Nutritional Information

Calories:  635
Fat:  11g (sat 3g)
Protein:  38g
Carbohydrate:  101g
Fiber:  29g
Cholesterol:  21mg
Sodium:  025mg
All You, SEPTEMBER 2007
This is typically served with quesadillas, I'm avoiding gluten for a bit, and my hubby wanted corn bread, so I made corn bread muffins.  Here is another version you could try if you would like to experiment a bit.

Spicy Black Bean-and-Sausage Soup

Yield: 4 servings (serving size: 1 1/2 cups)

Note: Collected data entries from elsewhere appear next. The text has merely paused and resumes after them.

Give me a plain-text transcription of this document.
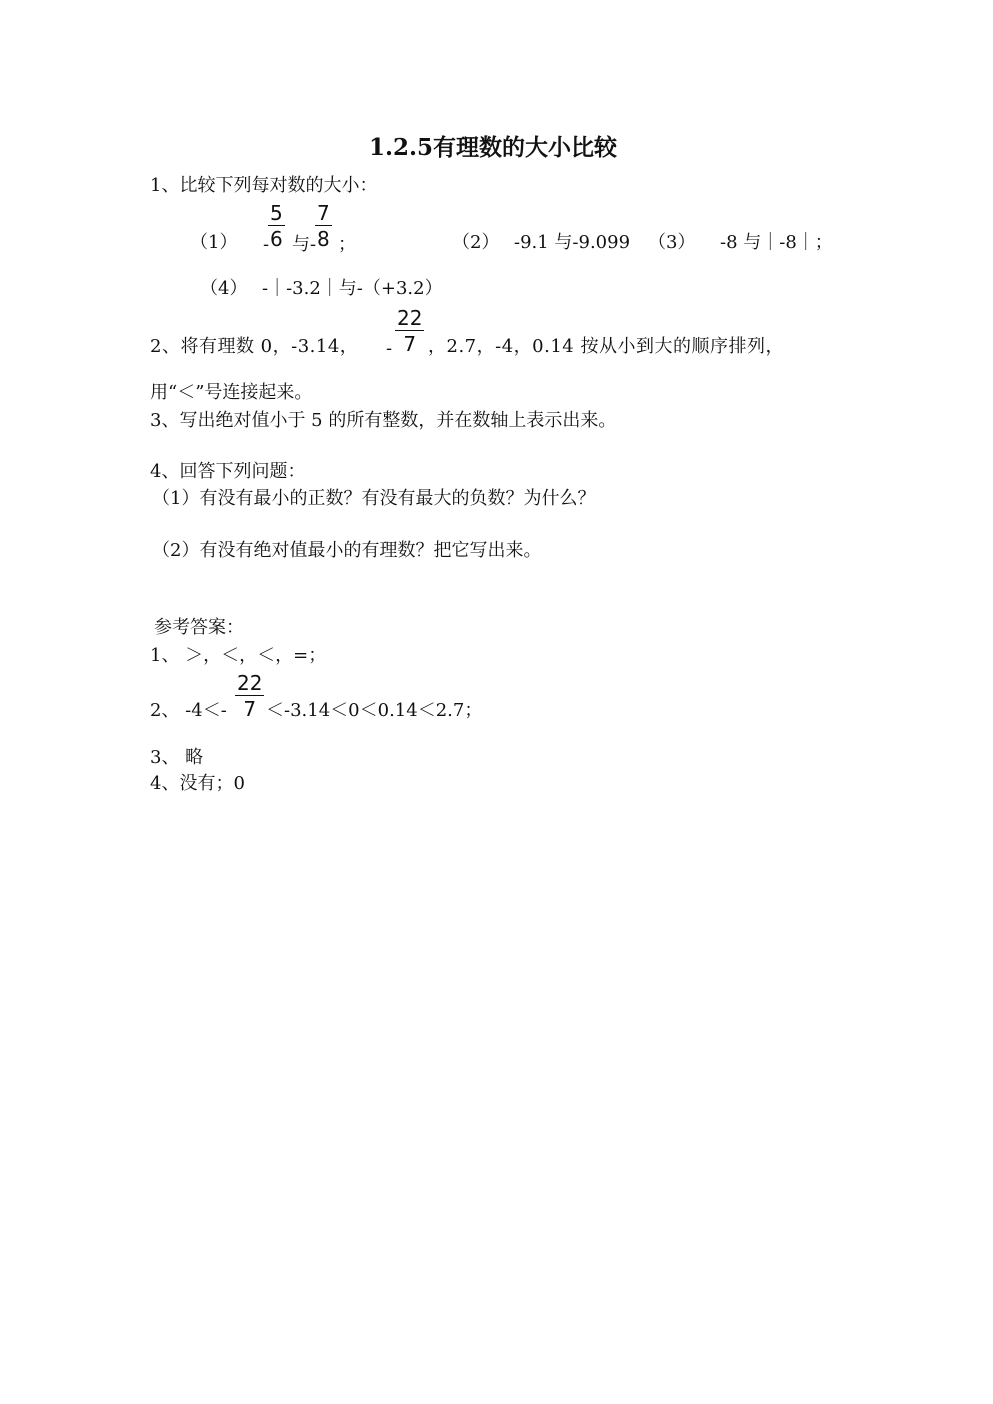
1.2.5有理数的大小比较
1、比较下列每对数的大小：
（1） -
$\frac{5}{6}$ 与 -
$\frac{7}{8}$ ；	（2） -9.1 与-9.099 （3） -8 与｜-8｜；
（4） -｜-3.2｜与-（+3.2）
2、将有理数 0，-3.14， - $\frac{22}{7}$ ，2.7，-4，0.14 按从小到大的顺序排列，
用“＜”号连接起来。
3、写出绝对值小于 5 的所有整数，并在数轴上表示出来。
4、回答下列问题：
（1）有没有最小的正数？有没有最大的负数？为什么？
（2）有没有绝对值最小的有理数？把它写出来。
参考答案：
1、 ＞，＜，＜，=；
2、 $-4<- \frac{22}{7} <-3.14<0<0.14<2.7$；
3、 略
4、没有；0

  • 2  (15-ounce) cans black beans, drained and divided
  • 2 1/2  cups  water, divided (I use chicken stock when I can)
  • 1  tablespoon  olive oil
  • 2  cups  diced onion
  • 1  teaspoon  chili powder
  • 1/2  teaspoon  ground cumin
  • 1/4  to 1/2 teaspoon hot sauce
  • 1/4  teaspoon  black pepper
  • 1  garlic clove, minced
  • 6  ounces  turkey kielbasa, diced


Place 1 cup beans and 1/2 cup water in a food processor or blender, and process until smooth. (I don't do this, I leave them all whole, but I like a clear broth)
Heat olive oil in a large Dutch oven over medium-high heat. Add the onion, and sauté 4 minutes or until onion is soft. Add bean purée, remaining beans, 2 cups water, chili powder, and next 4 ingredients (chili powder through garlic); bring to a boil. Cover, reduce heat, and simmer 5 minutes, stirring occasionally. Stir in turkey kielbasa; cook 1 minute or until thoroughly heated.

Nutritional Information

Calories:  291 (26% from fat)
Fat:  8.3g (sat 2.6g,mono 3.5g,poly 1.5g)
Protein:  17.8g
Carbohydrate:  38.9g
Fiber:  7g
Cholesterol:  23mg
Iron:  7.8mg
Sodium:  789mg
Calcium:  72mg
Cooking Light, OCTOBER 1998
It's been a long day, and I'm worn from all of this, but It seems that if my family would really like to know what's going on, and why we don't have a family yet, and how I feel about all of this, I really should share it.  I usually don't, I like to remain positive, and keep the faith.  It's only fair though, to let you in on one or two of those days where I just feel out of sorts, and upset, and I wish that things were different, and that we were the one's celebrating along with our friends. I will share my little doggies love and support with you all, and if you can keep a secret, they really like to help me in the kitchen.

 They like to guard the floor beneath the cutting board, and keep it clean for me.  Only that section though, because they bring in all sorts of mud after they have been out side. 
Well, dish yourself up a bowl of comfort and sit back and relax, it's going to be a wild weekend.